Yu Darvish and Cubs pull off dramatic comeback win over Dodgers

There were some added stakes to Saturday night’s Cubs-Dodgers matchup. Darvish made his first start at Dodger Stadium since his infamous Game 7 loss in the 2017 World Series, looking for a great effort in front of a fan base that had their up-and-downs in terms of their relationship with him. He (maybe) took a small jab at the Dodgers before the game had even started, telling the Los Angeles Times that he wasn't worried about being booed because “the Dodgers don't have many fans here in the first three innings, so maybe it will be on the quieter side.”

Well Dodgers faithful certainly got the message and made sure to let Darvish hear it.

However, Darvish got the last laugh on Saturday night. He pitched a stellar seven innings. Over those seven innings, Darvish gave up 1 ER on 2 hits and also notched 10 strikeouts.

Darvish has been hitting his stride as of late, maintaining a 2.96 ERA over his last four starts.

All of that being said, it would be remiss of me not to mention the contributions of Darvish’s teammates. His great outing helped keep the Cubs in the game, but the gutsy performances of Anthony Rizzo and Pedro Strop are what won the contest.

Dodgers All-Star relief pitcher Kenley Jansen had a 10-game scoreless streak coming into Saturday night, but one swing of Rizzo’s bat was all that was needed to restore balance to the everlasting battle of pitcher versus hitter. After Jansen hit Kris Bryant with a pitch to put him on base, Rizzo activated “clutch mode”, mashing a 400-foot bomb out to right field.

Though small, Saturday night’s homer gives Rizzo a three-game hitting streak, perhaps forecasting that things are trending  upwards for the first baseman as the Cubs look to close out the series against the Dodgers with a win on Sunday night. And not to be left out of the fun, Pedro Strop came in to face the Justin Turner, MVP hopeful Cody Bellinger, Max Muncy and Matt Beaty to nail down the save.

Never afraid of high-pressure moments, Stop came through big time.

Strop got a ground out from Turner, struck out Bellinger and Beaty in his 15-pitch save effort. This was a much-needed win for the Cubs, who have well-documented struggles on the road. As they look to split the four-game set with the Dodgers on Sunday night, the Cubs can be pleased with their fight this week.
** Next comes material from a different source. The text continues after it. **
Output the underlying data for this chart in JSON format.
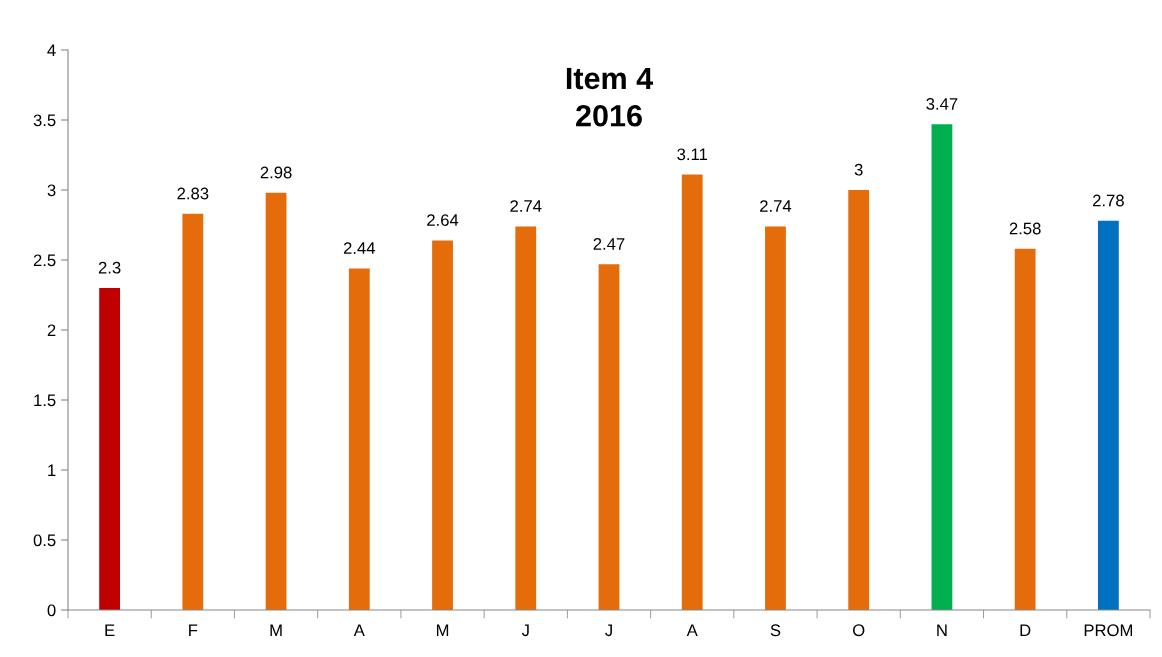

Saturday’s win over the Dodgers was the Cubs first win of the season after trailing through six innings, as they were 0-23 in such situations prior to the victory. Amid a season that has been fraught with injury and general roster construction concerns, it was wonderful to see the Cubs pull out a tough win lead by the much-maligned Darvish and the never-quit attitude of his teammates.